Шрифт:
Закладка:
Андреева не слишком мучилась совестью (или мы ничего об этом не знаем): ни в переписке, ни в мемуарах следов отчаяния по этому поводу нет. “Нервы расстроены”, – пишет она Станиславскому. Она явно не считала свою любовь к Горькому (любовь ли?) причиной этой драмы. Ее гораздо больше тяготило то, что со смертью Морозова стала неактуальна мечта о собственном театре. И, как все люди модерна, в середине 1905 года она принимает прагматическое решение: возвращается в МХТ, из которого так нехорошо уходила. Возвращается смиренно, но с достоинством:
“1. Если не случится никакой катастрофы со мной или моей семьей, я служу с 15 июня в Художественном театре.

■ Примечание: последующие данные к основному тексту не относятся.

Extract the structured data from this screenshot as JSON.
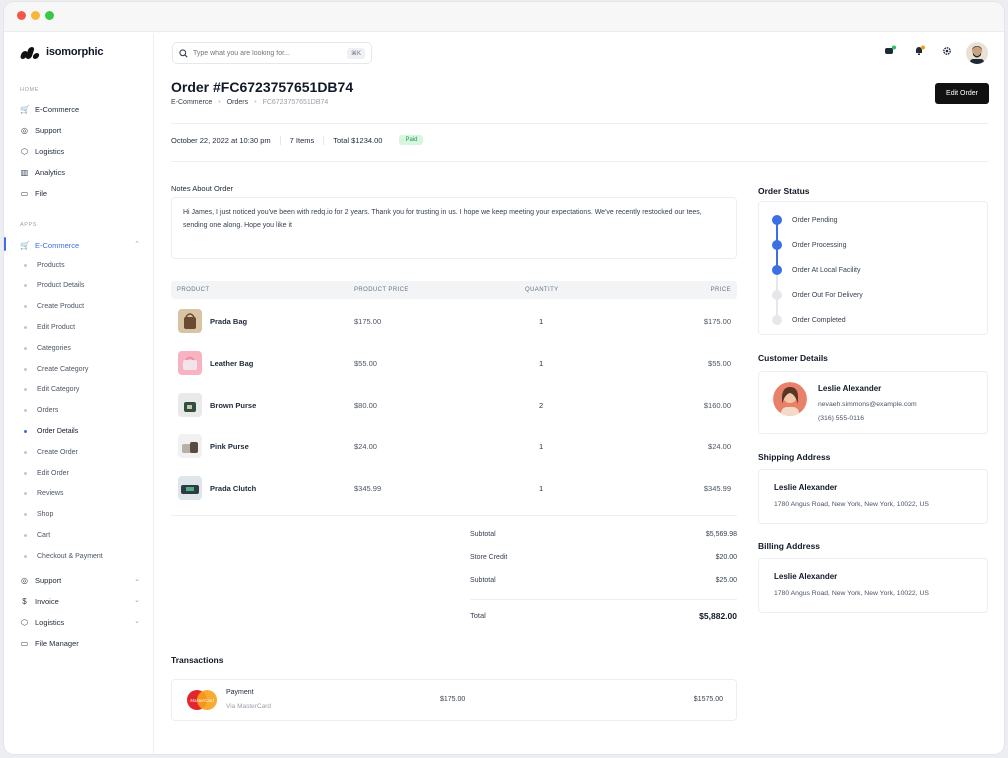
{
  "app": {
    "brand": "isomorphic"
  },
  "sidebar": {
    "home_label": "HOME",
    "home_items": [
      {
        "label": "E-Commerce",
        "icon": "cart-icon"
      },
      {
        "label": "Support",
        "icon": "headset-icon"
      },
      {
        "label": "Logistics",
        "icon": "box-icon"
      },
      {
        "label": "Analytics",
        "icon": "chart-icon"
      },
      {
        "label": "File",
        "icon": "file-icon"
      }
    ],
    "apps_label": "APPS",
    "apps_active": "E-Commerce",
    "sub_items": [
      "Products",
      "Product Details",
      "Create Product",
      "Edit Product",
      "Categories",
      "Create Category",
      "Edit Category",
      "Orders",
      "Order Details",
      "Create Order",
      "Edit Order",
      "Reviews",
      "Shop",
      "Cart",
      "Checkout & Payment"
    ],
    "active_sub": "Order Details",
    "more_items": [
      "Support",
      "Invoice",
      "Logistics",
      "File Manager"
    ]
  },
  "header": {
    "search_placeholder": "Type what you are looking for...",
    "search_shortcut": "⌘K"
  },
  "order": {
    "title": "Order #FC6723757651DB74",
    "breadcrumb": [
      "E-Commerce",
      "Orders",
      "FC6723757651DB74"
    ],
    "edit_label": "Edit Order",
    "date": "October 22, 2022 at 10:30 pm",
    "items_count": "7 Items",
    "total_meta": "Total $1234.00",
    "status_badge": "Paid",
    "notes_label": "Notes About Order",
    "notes": "Hi James, I just noticed you've been with redq.io for 2 years. Thank you for trusting in us. I hope we keep meeting your expectations. We've recently restocked our tees, sending one along. Hope you like it"
  },
  "table": {
    "headers": [
      "PRODUCT",
      "PRODUCT PRICE",
      "QUANTITY",
      "PRICE"
    ],
    "rows": [
      {
        "name": "Prada Bag",
        "price": "$175.00",
        "qty": "1",
        "total": "$175.00"
      },
      {
        "name": "Leather Bag",
        "price": "$55.00",
        "qty": "1",
        "total": "$55.00"
      },
      {
        "name": "Brown Purse",
        "price": "$80.00",
        "qty": "2",
        "total": "$160.00"
      },
      {
        "name": "Pink Purse",
        "price": "$24.00",
        "qty": "1",
        "total": "$24.00"
      },
      {
        "name": "Prada Clutch",
        "price": "$345.99",
        "qty": "1",
        "total": "$345.99"
      }
    ]
  },
  "totals": {
    "subtotal_label": "Subtotal",
    "subtotal": "$5,569.98",
    "credit_label": "Store Credit",
    "credit": "$20.00",
    "subtotal2_label": "Subtotal",
    "subtotal2": "$25.00",
    "total_label": "Total",
    "total": "$5,882.00"
  },
  "transactions": {
    "title": "Transactions",
    "card_brand": "MasterCard",
    "label": "Payment",
    "via": "Via MasterCard",
    "amount": "$175.00",
    "total": "$1575.00"
  },
  "status": {
    "title": "Order Status",
    "steps": [
      "Order Pending",
      "Order Processing",
      "Order At Local Facility",
      "Order Out For Delivery",
      "Order Completed"
    ],
    "completed_steps": 3
  },
  "customer": {
    "title": "Customer Details",
    "name": "Leslie Alexander",
    "email": "nevaeh.simmons@example.com",
    "phone": "(316) 555-0116"
  },
  "shipping": {
    "title": "Shipping Address",
    "name": "Leslie Alexander",
    "address": "1780 Angus Road, New York, New York, 10022, US"
  },
  "billing": {
    "title": "Billing Address",
    "name": "Leslie Alexander",
    "address": "1780 Angus Road, New York, New York, 10022, US"
  },
  "colors": {
    "accent": "#3b6fe3",
    "paid_bg": "#d7f5df",
    "paid_text": "#1f9d4d"
  }
}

2. О жалованье считаю лишним говорить с Художественным театром.
3. К началу репетиций первого августа приеду.
4. Относительно старых моих ролей считаю справедливым, чтобы их играли те, кто меня в них замещал в мое отсутствие. Никаких претензий на них не имею. А если Художественному театру будет нужно, чтоб я их играла, – буду играть”.
Возвращение это, однако, оказалось недолгим, потому что кульминация революции близилась, а после этой кульминации – и разгрома Московского восстания, к каковому восстанию Горький был причастен непосредственно, – им пришлось бежать: она не могла его оставить. Комиссаржевская звала ее в свой театр, работать там – с Мейерхольдом! – была давняя ее мечта, но в январе 1906 года Горькому пришлось уехать в Гельсингфорс. Партия решила, что рисковать им невозможно. “Нам в России не жить”, – пишет Андреева подруге, и начинается их эмигрантская одиссея.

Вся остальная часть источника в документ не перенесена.